My dealings with the insurance company have been stellar. I was actually sort of surprised with how easy it was to get things replaced when our house was broken into. They cut me checks for the dumbest stuff stolen. Hair gel, combs, etc… they called me and asked assessed value of the hair gel.. 20 bucks (wife likes her hair stuff)...how much was used about 3/4.. so they would add 5 bucks to the tally. Jewelry stolen was just as easy and really scary how easy it would be for one to cheat the system. They replaced the stolen jewelry in either of two ways. We could take a check for the value of the pieces (based on what we said we paid) or go to a jewelry store they were "affiliated" with at the mall and purchase equal dollar amount their at cost. Amazing how much jewelry you can get with several thousand dollars when purchasing at cost, way more than what was taken. Also while at the store my wife realized (she has a lot of jewelry) that a ruby ring and emerald ring were missing. The store clerk calls the company and explains and the insurance company says replace whatever they had stolen. no questions asked. I called the police and reported the other items when we got home but amazed at how easy it would be to cheat the system if one was cut from that cloth.

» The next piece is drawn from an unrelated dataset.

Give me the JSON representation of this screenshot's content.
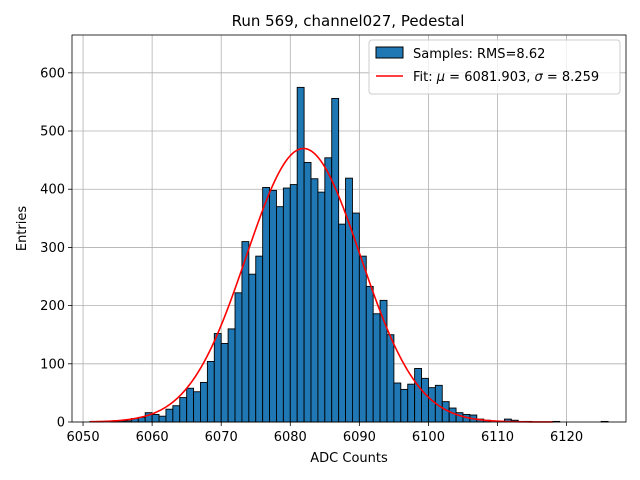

This spring I plan on getting pictures and list of items and assess value.


----------



## Redoak49 (Dec 15, 2012)

I think that having a fire and burglar alarm system is a good idea. I looked at installing my own a couple of years ago and ended up having someone install a monitored system for me. It also covers an un-attached large shed which has some of my gardening and yard equipment. The main drawback is the monthly monitoring cost but decided it was worth it.

I am currently using a program called "Home Manage" by Liberty Street Software which works well for me. I think that no matter what you use a program, spreadsheet or whatever, there is quite a bit of work that goes into getting all the info into the system. Taking pictures is good but having all the other info (cost, purchase date, model, etc) is much better but is not a simple task. I plan start updating mine data in the near future and know that it will takes days to get it completed.


----------



## Tim457 (Jan 11, 2013)

Yeah Travis, I don't mean to make it sound like they are all hard to deal with, it's just that you don't really know how hard to deal with they will be until you have a big loss. They might be generous for smaller losses and tougher on bigger ones. Or the other way around even.

Come to think of it I should update my video inventory too. And you're right Red, more detailed purchase info would always be better. We buy most of our stuff online or with our CC so I have the majority saved from those. I download the reports every year and save them in my tax folders. Should probably add that to the insurance file. I keep elsewhere though since they only keep it for so long.


----------



## JoeinGa (Nov 26, 2012)

Back in 10aSEE I took over 500 photos of EVERYTHING in my shop. Took a whole day to do but I opened every drawer, every cabinet and every tool case and took multiple angle views of every inch of the place. Even the nuts & bolts cabinet plus the boxes of screws, nails, etc that I had.

I showed the disc to my insurance agent and she said it was probably the most thorough inventory she had ever seen.

Whenever I get the new building up here, I plan to do the same thing again.


----------